L’État avait exigé en 2019 que le terrain vague soit clôturé correctement, le danger signalé, les galeries obstruées, l’ex-station d’épuration nettoyée. Brownfields explique avoir « jeté l’éponge » sur cette zone, faute d’acheteurs pour la suite du programme immobilier qui devait financer sa dépollution. Le fonds affiche une perte d’un million d’euros sur ce projet après environ cinq millions investis en déconstruction et dépollution.
Dans la banlieue de Strasbourg, « en six ans, on a fait 100 hectares de parc d’activités (sur le terrain de l’ex-raffinerie Pétroplus, ndlr). À Évreux, ville pas très très riche, en 12 ans on a péniblement fait 5 ha » de logements, explique le DG, même si les terrains se vendent plus cher pour du logement que pour de l’industrie. « On est arrivé au bout du système de financement de la dépollution par le foncier. Sur des territoires comme les nôtres, l’État doit financer plus que des effets de leviers sur des opérations de promotion immobilière », estime de son côté le maire DVG de Romainville (Seine-Saint-Denis), François Dechy.

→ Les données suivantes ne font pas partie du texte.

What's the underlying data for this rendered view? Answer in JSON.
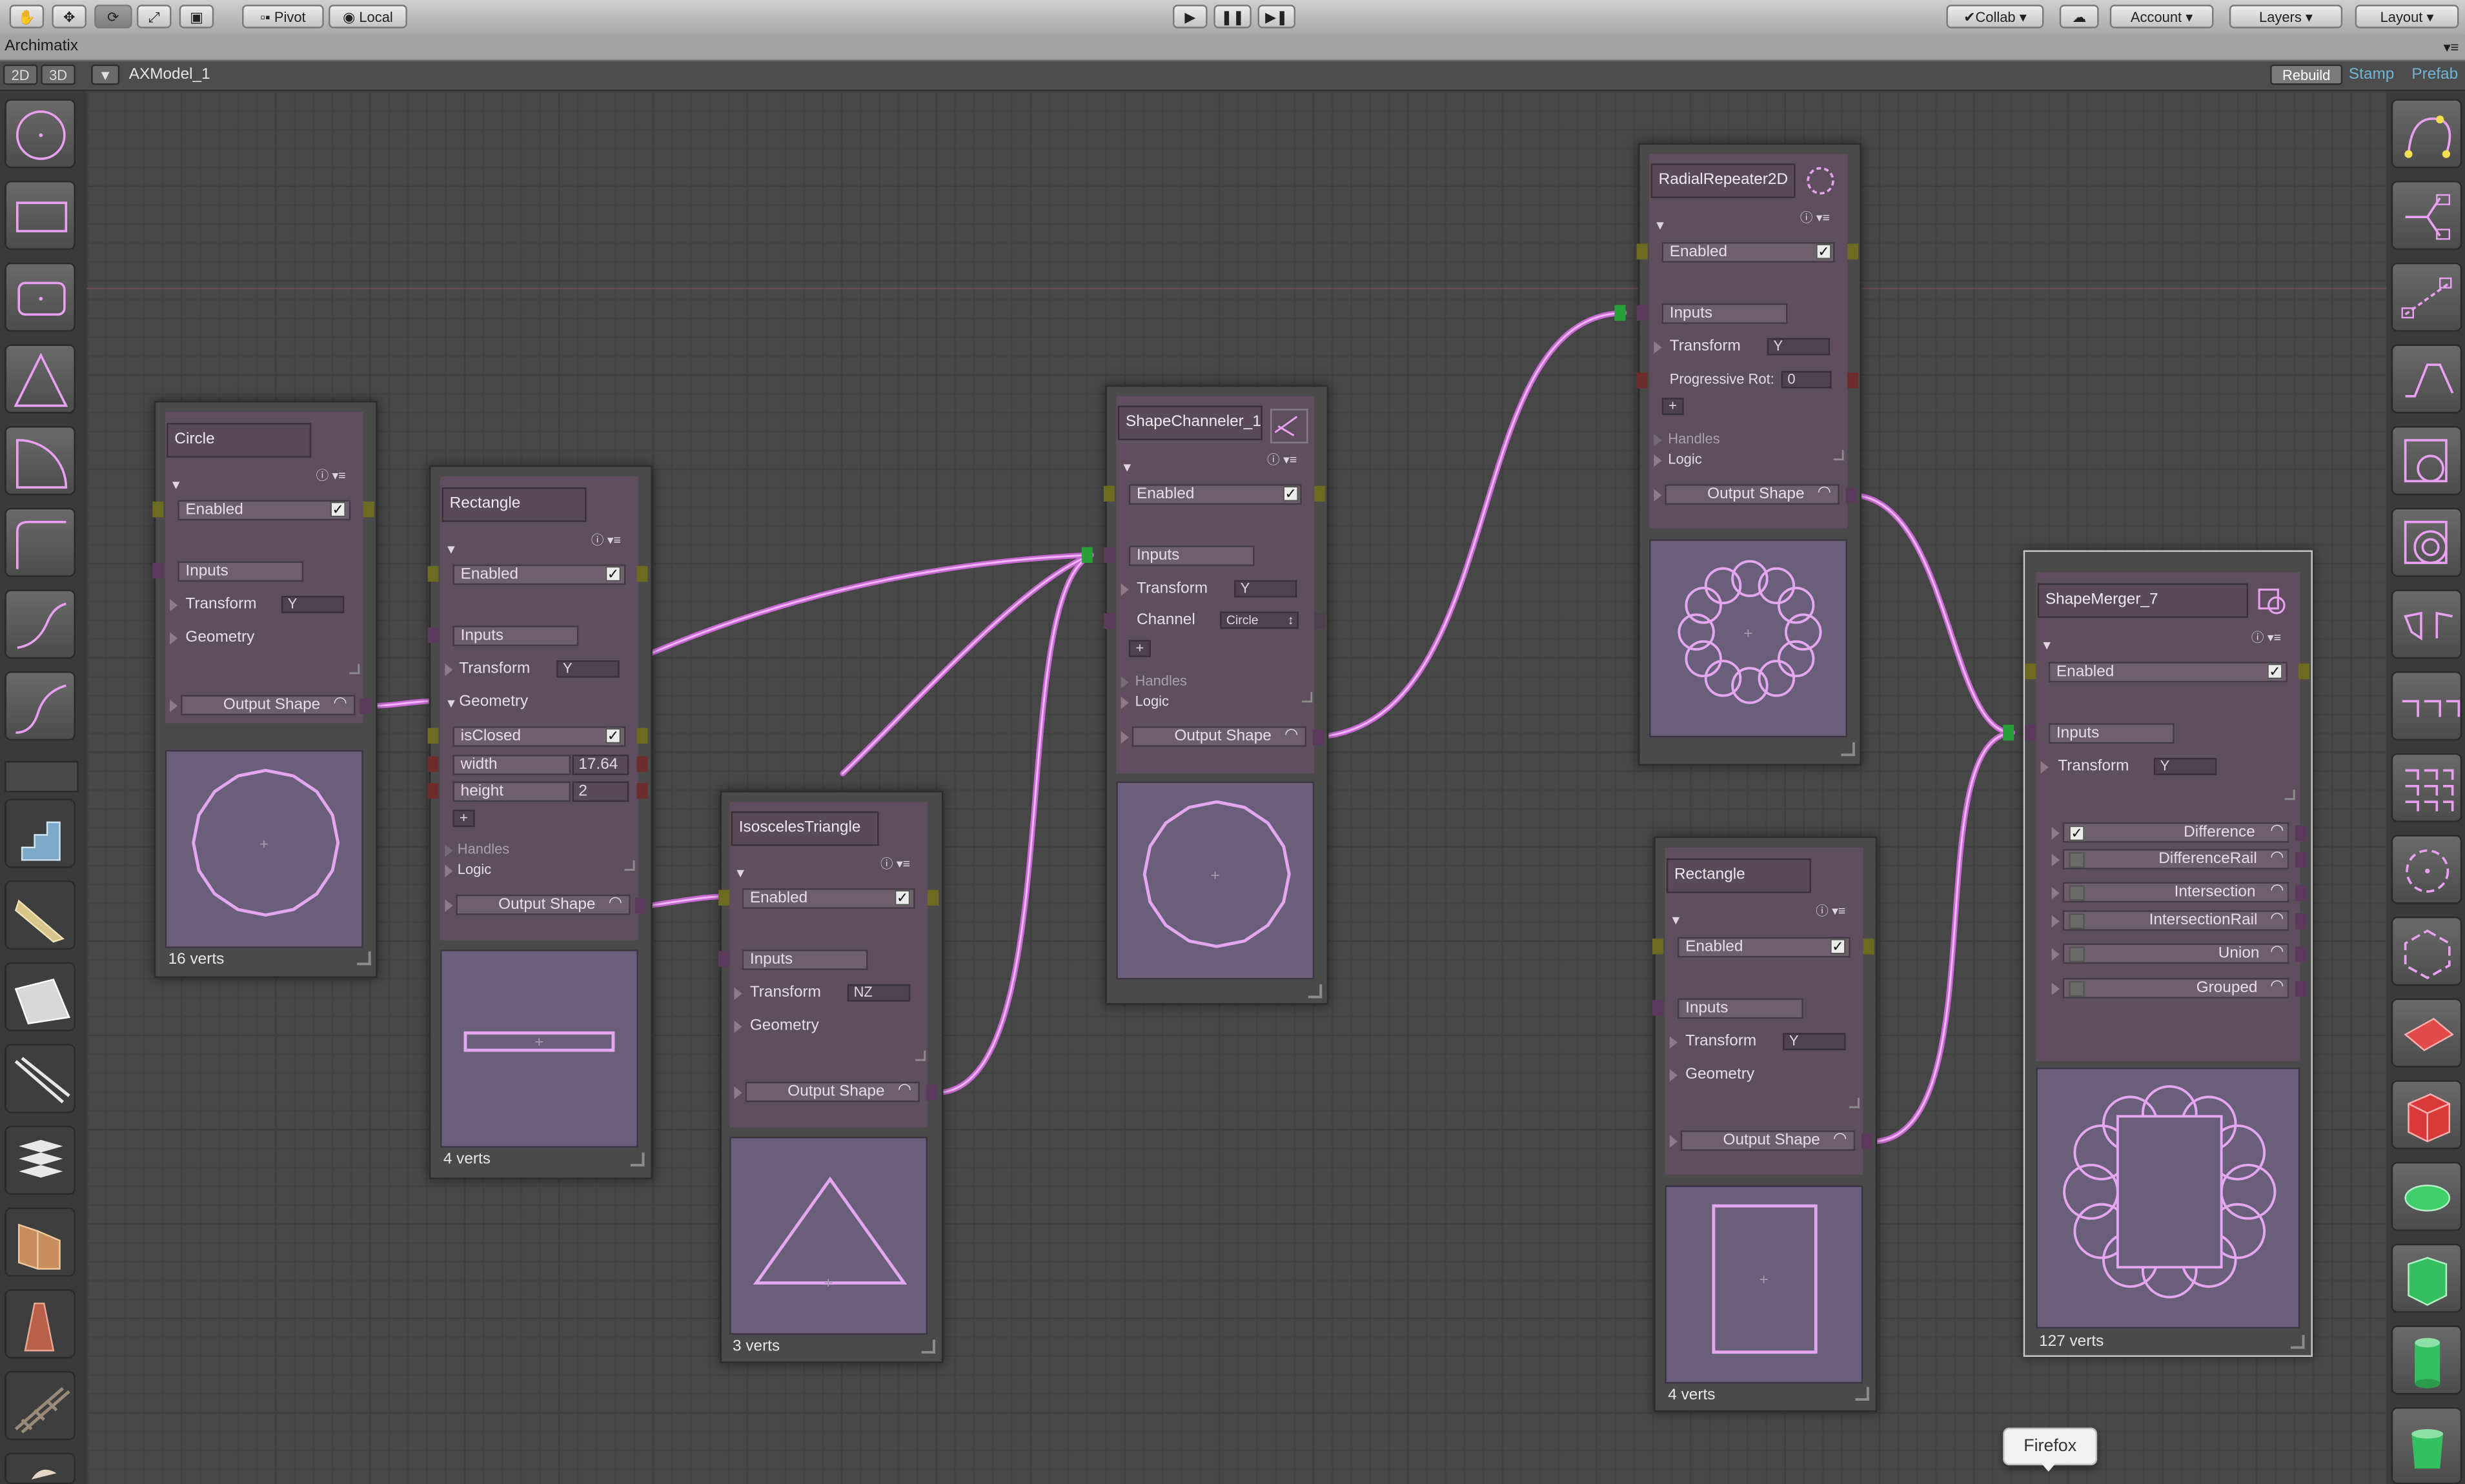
{
  "toolbar": {
    "pivot_label": "Pivot",
    "local_label": "Local",
    "collab_label": "Collab",
    "account_label": "Account",
    "layers_label": "Layers",
    "layout_label": "Layout"
  },
  "window": {
    "title": "Archimatix"
  },
  "subbar": {
    "mode_2d": "2D",
    "mode_3d": "3D",
    "model_name": "AXModel_1",
    "rebuild_label": "Rebuild",
    "stamp_label": "Stamp",
    "prefab_label": "Prefab"
  },
  "tooltip": {
    "text": "Firefox"
  },
  "nodes": {
    "circle": {
      "title": "Circle",
      "enabled": "Enabled",
      "inputs": "Inputs",
      "transform": "Transform",
      "transform_axis": "Y",
      "geometry": "Geometry",
      "output": "Output Shape",
      "verts": "16 verts"
    },
    "rectangle1": {
      "title": "Rectangle",
      "enabled": "Enabled",
      "inputs": "Inputs",
      "transform": "Transform",
      "transform_axis": "Y",
      "geometry": "Geometry",
      "is_closed": "isClosed",
      "width_label": "width",
      "width_value": "17.64",
      "height_label": "height",
      "height_value": "2",
      "plus": "+",
      "handles": "Handles",
      "logic": "Logic",
      "output": "Output Shape",
      "verts": "4 verts"
    },
    "isosceles": {
      "title": "IsoscelesTriangle",
      "enabled": "Enabled",
      "inputs": "Inputs",
      "transform": "Transform",
      "transform_axis": "NZ",
      "geometry": "Geometry",
      "output": "Output Shape",
      "verts": "3 verts"
    },
    "channeler": {
      "title": "ShapeChanneler_1",
      "enabled": "Enabled",
      "inputs": "Inputs",
      "transform": "Transform",
      "transform_axis": "Y",
      "channel_label": "Channel",
      "channel_value": "Circle",
      "plus": "+",
      "handles": "Handles",
      "logic": "Logic",
      "output": "Output Shape"
    },
    "radial": {
      "title": "RadialRepeater2D",
      "enabled": "Enabled",
      "inputs": "Inputs",
      "transform": "Transform",
      "transform_axis": "Y",
      "prog_rot_label": "Progressive Rot:",
      "prog_rot_value": "0",
      "plus": "+",
      "handles": "Handles",
      "logic": "Logic",
      "output": "Output Shape"
    },
    "rectangle2": {
      "title": "Rectangle",
      "enabled": "Enabled",
      "inputs": "Inputs",
      "transform": "Transform",
      "transform_axis": "Y",
      "geometry": "Geometry",
      "output": "Output Shape",
      "verts": "4 verts"
    },
    "merger": {
      "title": "ShapeMerger_7",
      "enabled": "Enabled",
      "inputs": "Inputs",
      "transform": "Transform",
      "transform_axis": "Y",
      "outputs": [
        "Difference",
        "DifferenceRail",
        "Intersection",
        "IntersectionRail",
        "Union",
        "Grouped"
      ],
      "verts": "127 verts"
    }
  },
  "colors": {
    "wire": "#d97ce0",
    "node_panel": "#5f4e5d",
    "preview_bg": "#6a5f7a",
    "shape_line": "#e3a6ef"
  },
  "icons": {
    "left_tools": [
      "circle-tool-icon",
      "rectangle-tool-icon",
      "rounded-rect-tool-icon",
      "triangle-tool-icon",
      "arc-tool-icon",
      "corner-tool-icon",
      "curve-tool-icon",
      "spline-tool-icon",
      "stairs-icon",
      "ramp-icon",
      "roof-icon",
      "rail-icon",
      "stack-icon",
      "steps-icon",
      "tower-stairs-icon",
      "fence-icon"
    ],
    "right_tools": [
      "bezier-node-icon",
      "shape-split-icon",
      "shape-repeat-icon",
      "polyline-icon",
      "offset-shape-icon",
      "spiral-shape-icon",
      "mirror-icon",
      "pair-repeat-icon",
      "grid-repeat-icon",
      "radial-repeat-icon",
      "radial-merge-icon",
      "plane-icon",
      "box-icon",
      "extrude-icon",
      "prism-icon",
      "cylinder-icon",
      "lathe-icon"
    ]
  }
}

Ici, la première phase de la dépollution de l’ex-site Wipelec (3 500 m2) a, selon la mairie, ponctuellement entraîné une pollution de l’air au trichloréthylène (TCE), substance cancérogène, en 2018. La seconde phase de la dépollution qui doit démarrer fin janvier suscite une « très forte inquiétude », selon l’association de riverains Romainville Sud, d’autant que les seuils de TCE tolérés dans l’air en France ont bondi en 2019.

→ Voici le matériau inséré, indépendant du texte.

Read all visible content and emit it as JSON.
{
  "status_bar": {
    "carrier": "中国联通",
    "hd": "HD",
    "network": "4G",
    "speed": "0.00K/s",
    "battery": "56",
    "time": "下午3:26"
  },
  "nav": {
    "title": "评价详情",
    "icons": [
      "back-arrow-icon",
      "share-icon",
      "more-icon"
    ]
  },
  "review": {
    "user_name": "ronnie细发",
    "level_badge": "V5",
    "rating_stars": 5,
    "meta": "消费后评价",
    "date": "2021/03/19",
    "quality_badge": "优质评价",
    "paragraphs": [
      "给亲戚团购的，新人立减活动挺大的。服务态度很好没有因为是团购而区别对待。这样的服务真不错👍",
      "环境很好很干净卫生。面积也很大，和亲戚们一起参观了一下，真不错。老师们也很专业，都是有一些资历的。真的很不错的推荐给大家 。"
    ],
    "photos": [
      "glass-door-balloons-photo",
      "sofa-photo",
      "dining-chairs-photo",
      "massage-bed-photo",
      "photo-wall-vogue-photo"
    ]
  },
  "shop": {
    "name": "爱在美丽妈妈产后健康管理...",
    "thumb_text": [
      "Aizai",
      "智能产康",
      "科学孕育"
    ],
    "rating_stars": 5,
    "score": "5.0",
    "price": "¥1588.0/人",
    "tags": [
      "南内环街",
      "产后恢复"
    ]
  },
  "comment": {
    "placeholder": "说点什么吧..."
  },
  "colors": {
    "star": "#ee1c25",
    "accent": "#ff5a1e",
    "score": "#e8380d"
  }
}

Une instruction menée par le pôle santé du tribunal de Paris est en cours à la suite de plaintes de riverains contre X notamment pour « homicides involontaires » et pollution. Ce site est accusé d’être à l’origine de cancers lorsqu’il était en activité, selon Me Marie-Odile Bertella-Geffroy. Une pollution pendant la dépollution a été ajoutée, selon cette ex-juge d’instruction au sein de ce pôle spécialisé.
Bétonisation
« Toute la première couronne (autour de Paris) est concernée par la pollution » d’anciennes usines, ajoute Gaylord Le Chequer, premier adjoint PCF à l’urbanisme de Montreuil. Ici, la pollution de l’ancienne peausserie EIF (9 500 m2) s’est avérée beaucoup plus importante que prévu (26 tonnes de terres souillées aux hydrocarbures et aux solvants chlorés). Et la mairie a opté pour une dépollution, par « injection de bactéries » et non par excavation des terres qui « risquerait d’aggraver la pollution », selon M. Le Chequer. Résultat, le budget est passé de 1,7 à 4 millions. Et le site est occupé par des militants, bloquant le démarrage de la dépollution.

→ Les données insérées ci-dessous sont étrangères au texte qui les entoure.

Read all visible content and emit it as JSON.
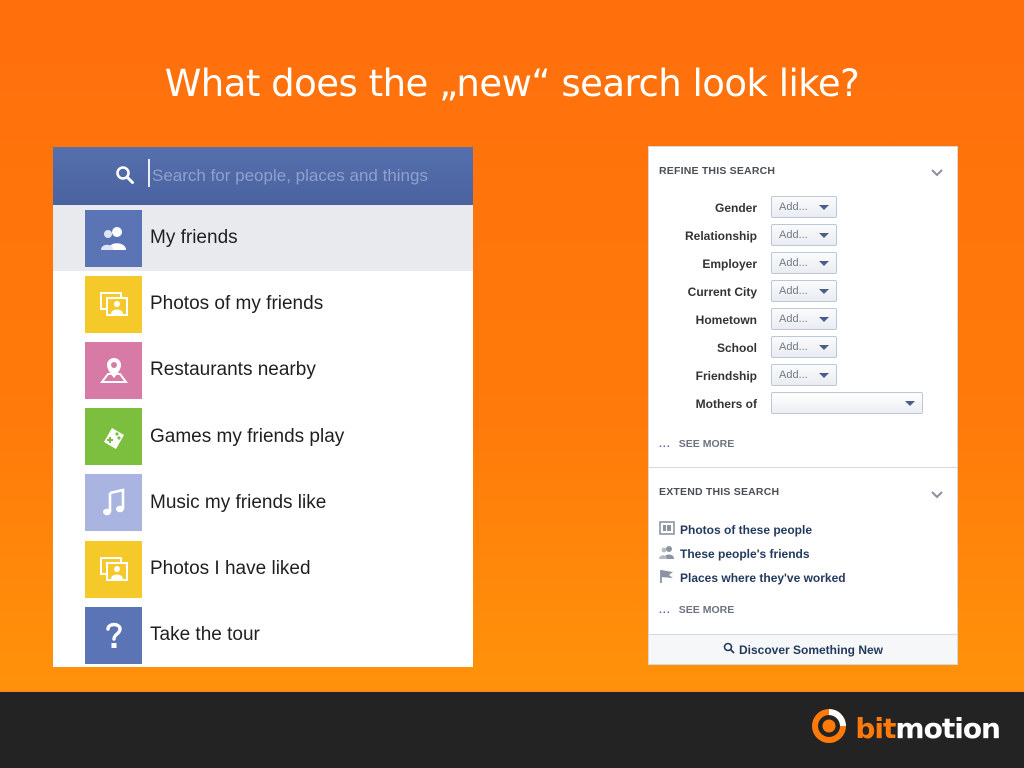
{
  "slide": {
    "title": "What does the „new“ search look like?"
  },
  "left_panel": {
    "search": {
      "placeholder": "Search for people, places and things",
      "value": ""
    },
    "results": [
      {
        "label": "My friends",
        "icon": "friends-icon",
        "color": "#5b74b5",
        "selected": true
      },
      {
        "label": "Photos of my friends",
        "icon": "photos-icon",
        "color": "#f5c92a",
        "selected": false
      },
      {
        "label": "Restaurants nearby",
        "icon": "map-pin-icon",
        "color": "#d77aa5",
        "selected": false
      },
      {
        "label": "Games my friends play",
        "icon": "game-controller-icon",
        "color": "#7cbf3f",
        "selected": false
      },
      {
        "label": "Music my friends like",
        "icon": "music-note-icon",
        "color": "#a9b4e0",
        "selected": false
      },
      {
        "label": "Photos I have liked",
        "icon": "photos-icon",
        "color": "#f5c92a",
        "selected": false
      },
      {
        "label": "Take the tour",
        "icon": "question-icon",
        "color": "#5b74b5",
        "selected": false
      }
    ]
  },
  "right_panel": {
    "refine": {
      "title": "REFINE THIS SEARCH",
      "filters": [
        {
          "label": "Gender",
          "value": "Add..."
        },
        {
          "label": "Relationship",
          "value": "Add..."
        },
        {
          "label": "Employer",
          "value": "Add..."
        },
        {
          "label": "Current City",
          "value": "Add..."
        },
        {
          "label": "Hometown",
          "value": "Add..."
        },
        {
          "label": "School",
          "value": "Add..."
        },
        {
          "label": "Friendship",
          "value": "Add..."
        },
        {
          "label": "Mothers of",
          "value": ""
        }
      ],
      "see_more": "SEE MORE",
      "dots": "..."
    },
    "extend": {
      "title": "EXTEND THIS SEARCH",
      "items": [
        {
          "label": "Photos of these people",
          "icon": "photo-icon"
        },
        {
          "label": "These people's friends",
          "icon": "friends-icon"
        },
        {
          "label": "Places where they've worked",
          "icon": "flag-icon"
        }
      ],
      "see_more": "SEE MORE",
      "dots": "..."
    },
    "discover": {
      "label": "Discover Something New"
    }
  },
  "footer": {
    "logo_bit": "bit",
    "logo_motion": "motion"
  }
}
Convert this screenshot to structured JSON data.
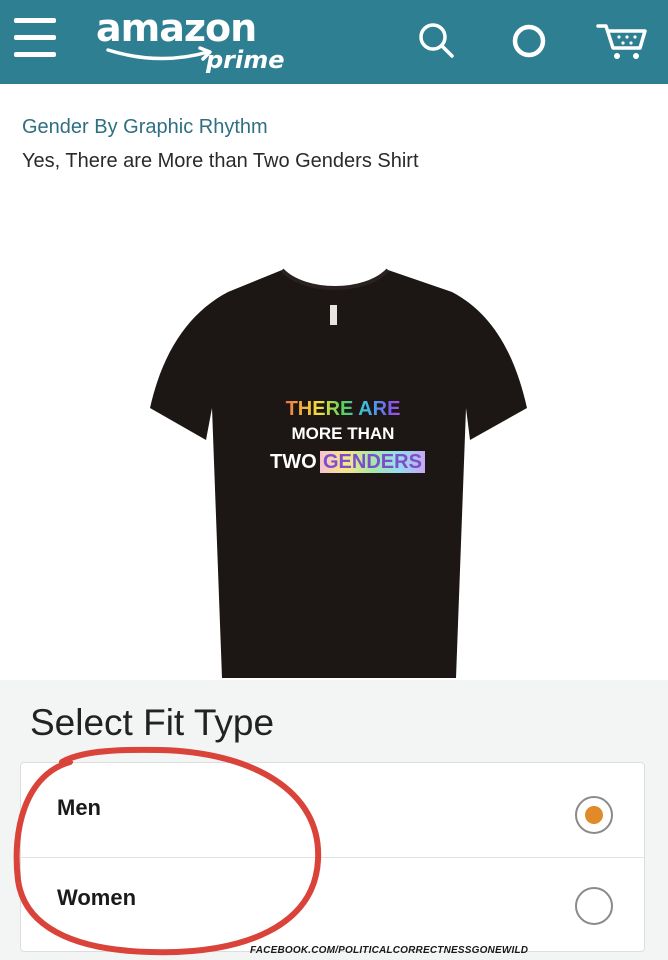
{
  "header": {
    "logo_word": "amazon",
    "logo_sub": "prime",
    "icons": [
      "menu-icon",
      "search-icon",
      "alexa-icon",
      "cart-icon"
    ],
    "bar_color": "#2f7f92"
  },
  "product": {
    "brand": "Gender By Graphic Rhythm",
    "title": "Yes, There are More than Two Genders Shirt",
    "shirt_text": {
      "line1": "THERE ARE",
      "line2": "MORE THAN",
      "line3_a": "TWO",
      "line3_b": "GENDERS"
    }
  },
  "fit": {
    "label": "Select Fit Type",
    "options": [
      {
        "label": "Men",
        "selected": true
      },
      {
        "label": "Women",
        "selected": false
      }
    ],
    "selected_color": "#e08a2a"
  },
  "annotation_color": "#d9433a",
  "watermark": "FACEBOOK.COM/POLITICALCORRECTNESSGONEWILD"
}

Le risque avec le financement de la dépollution par l’immobilier, c’est la « bétonisation », qui supprime des « îlots de fraîcheurs » comme cela a été le cas dans le bas Montreuil avant 2014, estime en outre M. Le Chequer. Mais pour Michel Loussouarn, maire SE de Rosporden (Finistère), embarrassé par 10 ha de friches, le premier obstacle à la dépollution demeure le peu d’intérêt des industriels à vendre ces « verrues dangereuses », le paiement des impôts fonciers, qui vont baisser en 2021, étant plus avantageux que celui d’une dépollution.
Selon le Sénat, le nombre, très incertain, de friches industrielles polluées serait de 7200 en France.